How to create this question? It is a piece of cake.

Let $f(x) = x^3 - 8$.

It is easy to know $x = 2$ is a root of $f(x) = 0$, right?

Then I use Newton’s method to solve it numerically.

Hence, we may obtain the recurrence relation trivially, i.e.

$x_{n + 1} = x_n - \frac{f(x_n)}{f'(x_n)} = x_n - \frac{x_n^3 - 8}{3x_n^2} = \frac{2x_n^3 + 8}{3x_n^2}$

See, it is exactly the formula given in the original question. For a suitably choice of an initial guess, take $x_1 = 3$ (say), we may generate a sequence which converges to 2.

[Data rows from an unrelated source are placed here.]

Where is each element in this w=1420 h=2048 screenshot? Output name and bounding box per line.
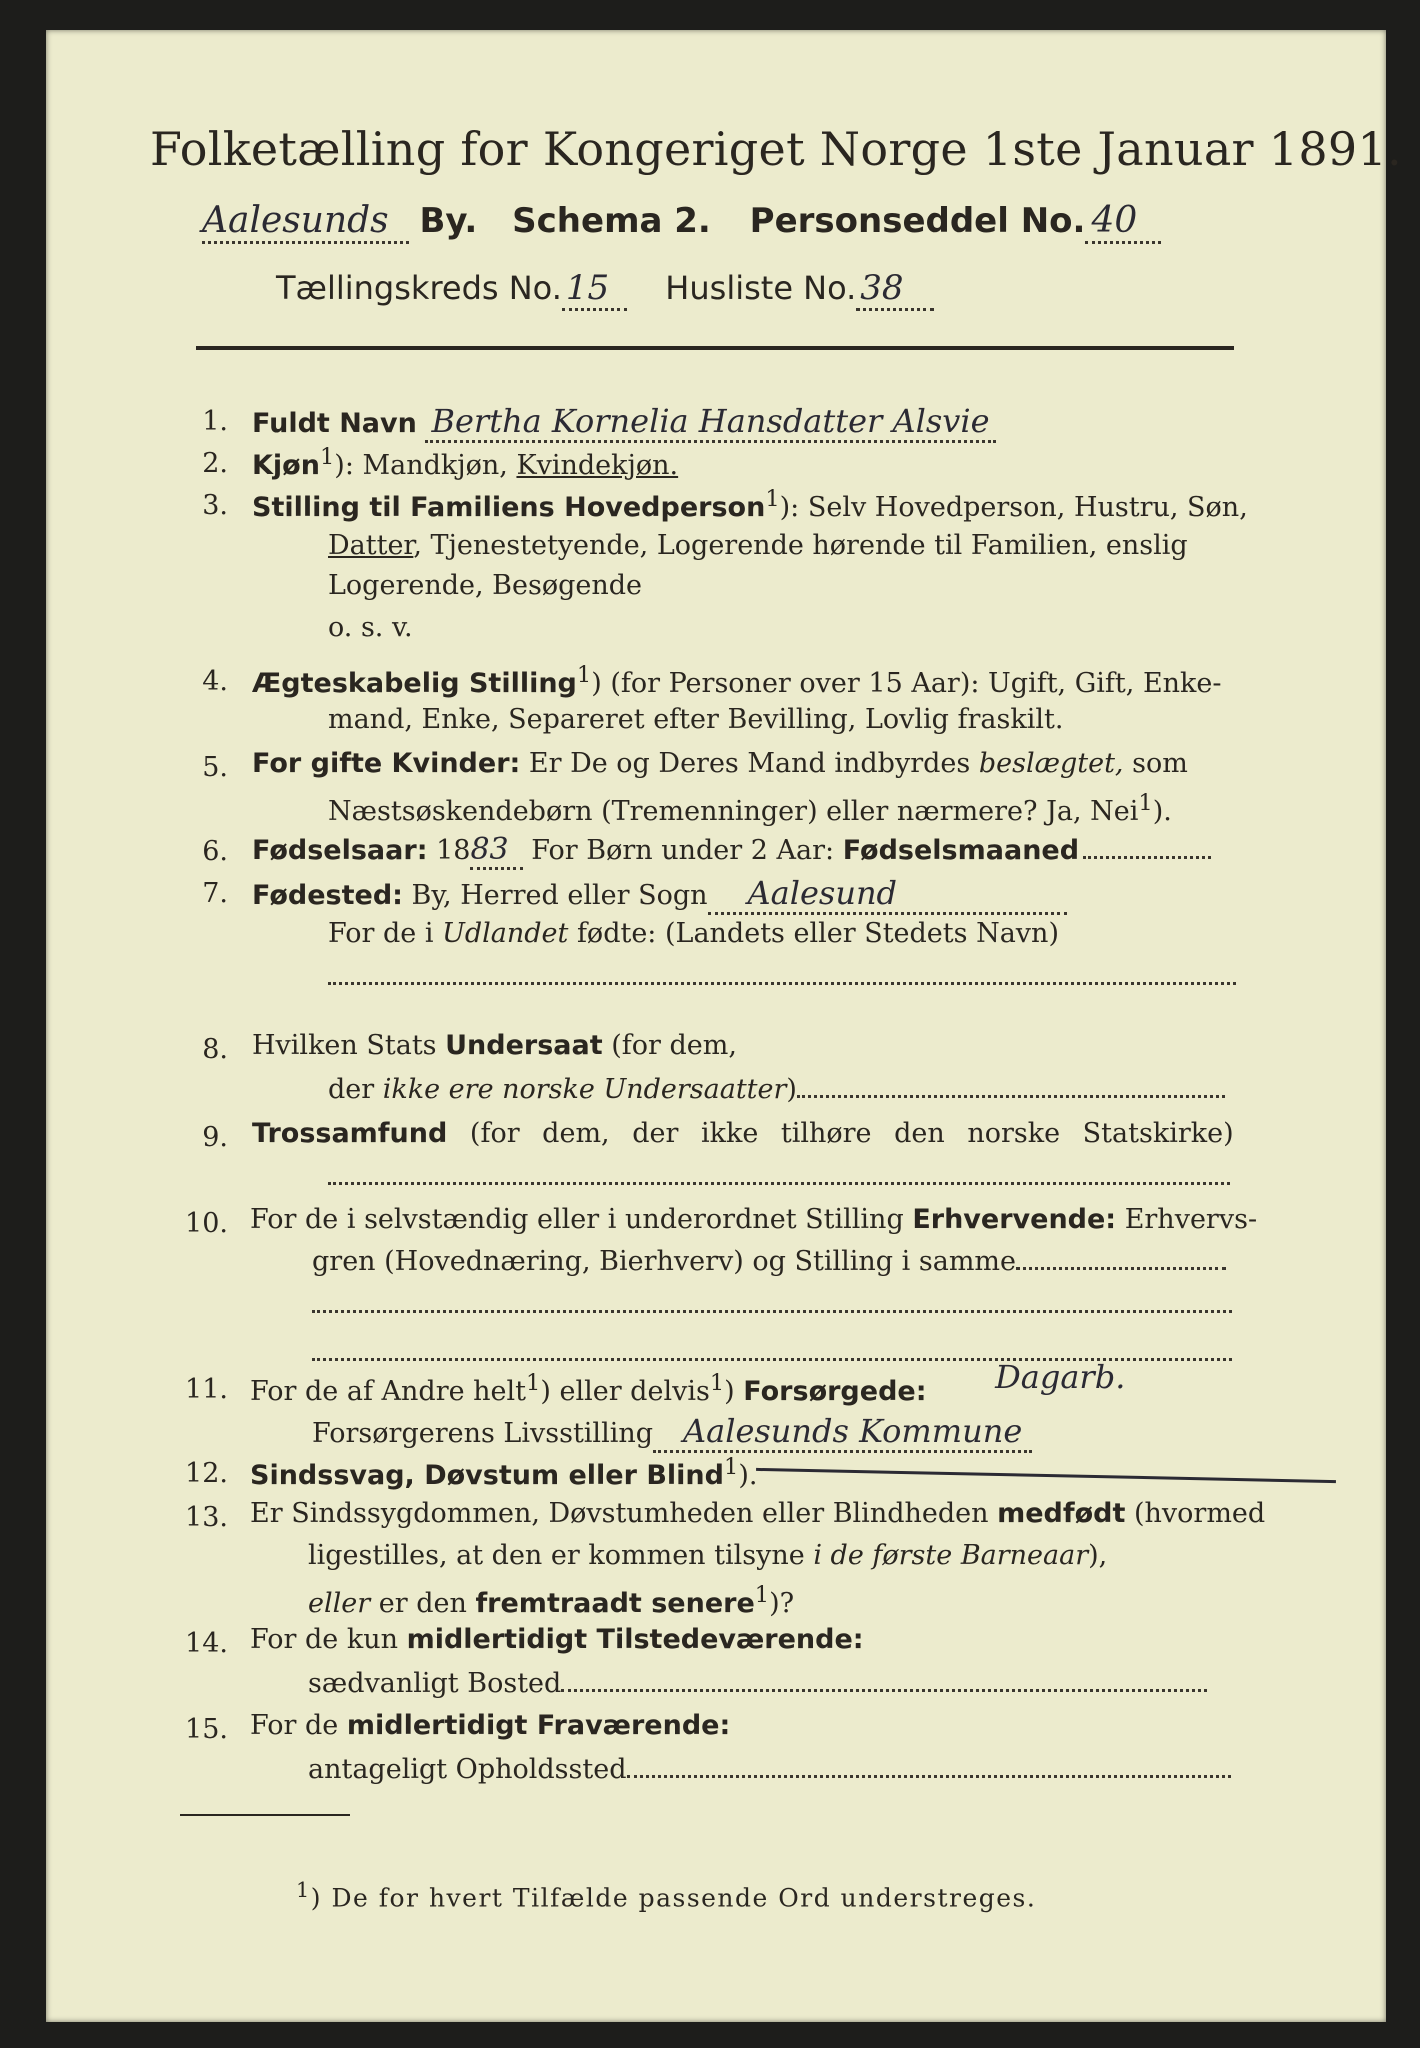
q4-number: 4. — [202, 666, 228, 697]
q6-birth-year-handwritten: 83 — [470, 832, 522, 870]
q10-field1 — [1016, 1267, 1226, 1270]
q5-line1 — [252, 748, 1188, 779]
q10-label: Erhvervende: — [912, 1204, 1117, 1235]
q13-footnote-mark: 1 — [754, 1582, 770, 1608]
q10-field2 — [312, 1310, 1232, 1313]
q11-line1 — [250, 1358, 1126, 1408]
census-form-page — [46, 30, 1402, 2022]
by-label: By. — [419, 201, 478, 241]
q11-text1a: For de af Andre helt — [250, 1376, 527, 1407]
q8-label: Undersaat — [445, 1030, 603, 1061]
q9-label: Trossamfund — [252, 1118, 448, 1149]
q3-line2 — [328, 530, 1188, 561]
q11-text2: Forsørgerens Livsstilling — [312, 1418, 654, 1449]
by-name-handwritten: Aalesunds — [202, 200, 409, 244]
husliste-number: 38 — [856, 268, 933, 311]
q7-line1 — [252, 874, 1067, 915]
kreds-label: Tællingskreds No. — [276, 269, 562, 307]
q8-field — [797, 1095, 1225, 1098]
q2-label: Kjøn — [252, 450, 320, 481]
q3-line3: Logerende, Besøgende — [328, 570, 642, 601]
q8-text1a: Hvilken Stats — [252, 1030, 446, 1061]
q13-text3a: er den — [370, 1588, 476, 1619]
q6-text: For Børn under 2 Aar: — [522, 835, 843, 866]
q6-month-field — [1083, 856, 1211, 859]
q4-line2: mand, Enke, Separeret efter Bevilling, Lovlig fraskilt. — [328, 704, 1064, 735]
q3-label: Stilling til Familiens Hovedperson — [252, 492, 766, 523]
q11-answer-handwritten: Dagarb. — [995, 1358, 1126, 1396]
kreds-number: 15 — [562, 268, 627, 311]
q8-text2b: ) — [786, 1074, 797, 1105]
footnote — [296, 1878, 1036, 1912]
q15-line2 — [308, 1754, 1231, 1785]
form-title: Folketælling for Kongeriget Norge 1ste Januar 1891. — [150, 122, 1402, 176]
personseddel-label: Personseddel No. — [749, 201, 1086, 241]
q9-text: (for dem, der ikke tilhøre den norske Statskirke) — [447, 1118, 1234, 1149]
q2-footnote-mark: 1 — [319, 444, 335, 470]
q13-label2: fremtraadt senere — [475, 1588, 755, 1619]
q3-line4: o. s. v. — [328, 612, 413, 643]
q3-text1: ): Selv Hovedperson, Hustru, Søn, — [779, 492, 1248, 523]
q10-text1a: For de i selvstændig eller i underordnet Stilling — [250, 1204, 913, 1235]
q10-number: 10. — [185, 1208, 228, 1239]
footnote-mark: 1 — [296, 1878, 311, 1902]
q12-label: Sindssvag, Døvstum eller Blind — [250, 1460, 724, 1491]
q11-number: 11. — [185, 1374, 228, 1405]
q6-year-prefix: 18 — [427, 835, 471, 866]
q5-text2-end: ). — [1152, 796, 1172, 827]
q13-line2 — [308, 1540, 1107, 1571]
q7-line2 — [328, 918, 1059, 949]
q7-text1: By, Herred eller Sogn — [402, 880, 708, 911]
q12-number: 12. — [185, 1458, 228, 1489]
footnote-divider — [180, 1814, 350, 1816]
q13-text3-end: )? — [769, 1588, 795, 1619]
q1-answer-name: Bertha Kornelia Hansdatter Alsvie — [425, 402, 995, 443]
q3-selected-option: Datter — [328, 530, 414, 561]
q6-label: Fødselsaar: — [252, 835, 428, 866]
q3-line1 — [252, 486, 1248, 523]
q2-row — [252, 444, 678, 481]
q5-line2 — [328, 790, 1172, 827]
q1-number: 1. — [202, 406, 228, 437]
q11-footnote-mark2: 1 — [709, 1370, 725, 1396]
q8-text2a: der — [328, 1074, 383, 1105]
q13-text2-italic: i de første Barneaar — [813, 1540, 1089, 1571]
q9-number: 9. — [202, 1122, 228, 1153]
q10-text2: gren (Hovednæring, Bierhverv) og Stilling i samme — [312, 1246, 1017, 1277]
q14-field — [561, 1689, 1207, 1692]
q7-foreign-field — [328, 982, 1236, 985]
q14-line1 — [250, 1624, 864, 1655]
q13-number: 13. — [185, 1502, 228, 1533]
q12-end: ). — [738, 1460, 758, 1491]
q14-text2: sædvanligt Bosted — [308, 1668, 562, 1699]
q1-row — [252, 402, 996, 443]
header-row-kreds — [276, 268, 934, 311]
q8-text1b: (for dem, — [602, 1030, 737, 1061]
q5-number: 5. — [202, 752, 228, 783]
q4-label: Ægteskabelig Stilling — [252, 668, 577, 699]
q13-text1b: (hvormed — [1125, 1498, 1266, 1529]
q5-text1-italic: beslægtet, — [978, 748, 1124, 779]
q12-pen-stroke — [756, 1468, 1336, 1483]
header-row-by — [202, 200, 1161, 244]
q11-line2 — [312, 1412, 1032, 1453]
q3-number: 3. — [202, 490, 228, 521]
q15-label: midlertidigt Fraværende: — [346, 1710, 731, 1741]
q7-number: 7. — [202, 878, 228, 909]
q13-label: medfødt — [997, 1498, 1126, 1529]
q12-row — [250, 1454, 757, 1491]
q14-number: 14. — [185, 1628, 228, 1659]
q2-number: 2. — [202, 448, 228, 479]
q14-text1a: For de kun — [250, 1624, 407, 1655]
q13-text2a: ligestilles, at den er kommen tilsyne — [308, 1540, 814, 1571]
q13-text2b: ), — [1088, 1540, 1108, 1571]
q2-text: ): Mandkjøn, — [334, 450, 517, 481]
q5-text1a: Er De og Deres Mand indbyrdes — [520, 748, 979, 779]
q5-footnote-mark: 1 — [1138, 790, 1153, 816]
q10-line1 — [250, 1204, 1257, 1235]
q15-field — [627, 1775, 1231, 1778]
schema-label: Schema 2. — [512, 201, 711, 241]
q5-text1b: som — [1123, 748, 1188, 779]
q7-text2a: For de i — [328, 918, 443, 949]
q12-footnote-mark: 1 — [723, 1454, 739, 1480]
q8-text2-italic: ikke ere norske Undersaatter — [382, 1074, 787, 1105]
q9-line1 — [252, 1118, 1234, 1149]
q6-label2: Fødselsmaaned — [842, 835, 1080, 866]
q13-line3 — [308, 1582, 794, 1619]
q11-text1b: ) eller delvis — [540, 1376, 710, 1407]
q7-text2-italic: Udlandet — [442, 918, 569, 949]
q9-field — [328, 1182, 1230, 1185]
q8-number: 8. — [202, 1034, 228, 1065]
personseddel-number: 40 — [1085, 200, 1161, 244]
footnote-text: ) De for hvert Tilfælde passende Ord understreges. — [310, 1883, 1037, 1913]
q7-label: Fødested: — [252, 880, 403, 911]
q15-text1a: For de — [250, 1710, 347, 1741]
q4-footnote-mark: 1 — [576, 662, 592, 688]
q11-provider-handwritten: Aalesunds Kommune — [653, 1412, 1032, 1453]
header-divider — [196, 346, 1234, 350]
q3-text2: , Tjenestetyende, Logerende hørende til Familien, enslig — [413, 530, 1188, 561]
q11-text1c: ) — [724, 1376, 744, 1407]
q14-label: midlertidigt Tilstedeværende: — [406, 1624, 864, 1655]
q5-label: For gifte Kvinder: — [252, 748, 521, 779]
q13-text3-italic: eller — [308, 1588, 371, 1619]
q11-label: Forsørgede: — [743, 1376, 927, 1407]
q7-text2b: fødte: (Landets eller Stedets Navn) — [568, 918, 1059, 949]
q6-row — [252, 832, 1211, 870]
q15-line1 — [250, 1710, 730, 1741]
q1-label: Fuldt Navn — [252, 408, 417, 439]
q13-line1 — [250, 1498, 1265, 1529]
q10-line2 — [312, 1246, 1226, 1277]
q8-line1 — [252, 1030, 737, 1061]
husliste-label: Husliste No. — [665, 269, 857, 307]
q13-text1a: Er Sindssygdommen, Døvstumheden eller Blindheden — [250, 1498, 998, 1529]
q14-line2 — [308, 1668, 1207, 1699]
q11-footnote-mark1: 1 — [526, 1370, 541, 1396]
q15-number: 15. — [185, 1714, 228, 1745]
q3-footnote-mark: 1 — [765, 486, 780, 512]
q5-text2: Næstsøskendebørn (Tremenninger) eller nærmere? Ja, Nei — [328, 796, 1139, 827]
q2-selected-option: Kvindekjøn. — [516, 450, 679, 481]
q15-text2: antageligt Opholdssted — [308, 1754, 627, 1785]
q7-birthplace-handwritten: Aalesund — [708, 874, 1067, 915]
q8-line2 — [328, 1074, 1225, 1105]
q4-text1: ) (for Personer over 15 Aar): Ugift, Gift, Enke- — [591, 668, 1222, 699]
q10-text1b: Erhvervs- — [1116, 1204, 1258, 1235]
q4-line1 — [252, 662, 1222, 699]
q6-number: 6. — [202, 836, 228, 867]
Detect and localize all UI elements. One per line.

In general, we may generate a sequence which converges to $\sqrt[k]{\alpha}$ (where $\alpha$ is a positive integer) by taking $f(x) = x^k - \alpha$. It is easy to see that, once the initial guess (i.e. $x_1$) is rational, the numbers in the sequence generated by Newton’s method are all rational. Hence, for irrational number $\sqrt[k]\alpha$, we have at least one way (e.g. by Newton’s method) to generate a sequence of rational numbers $x_1, x_2, \dots$ which converges to $\sqrt[k]\alpha$.

Let’s see a concrete example $f(x) = x^2 - 2$, yes, the irrational number $\sqrt{2}$ is a root of $f(x) = 0$. Applying Newton’s formula, yield $x_{n + 1} = x_n - \frac{f(x_n)}{f'(x_n)} = \frac{x^2 + 2}{2x}$, take $x_1 = 1$ (suitably chosen), then, we have

$x_1 = \frac{3}{2} = 1.5$
$x_2 = \frac{17}{12} = 1.416666667$
$x_3 = \frac{577}{408} = 1.414215686$

The rational numbers in the sequence tend to the irrational number $\sqrt{2}$ (i.e. $\lim_{n \rightarrow \infty}x_n = \sqrt{2}$), see?

In the discussion above, we consider irrational number in the form of $\sqrt[k]{\alpha}$. How about irrational numbers in other form? As for example, $\pi$, can we still find a sequence of rational numbers which converges to $\pi$?

Urm, it seems to be very easy, because

$\pi \approx 3.14159...$

Then, we may create a sequence

$x_1 = 3$
$x_2 = 3.1$
$x_3 = 3.14$
$x_4 = 3.141$
$x_5 = 3.1415$
$x_6 = 3.14159$

Actually, there are many ways to create sequences converging to $\pi$, just give an easy one

$x_1 = 1$ and $x_n = x_{n - 1} + \frac{(-1)^{n - 1}}{2n - 1}$ ($n > 1$), then $\lim_{n \rightarrow \infty}x_n = \pi$.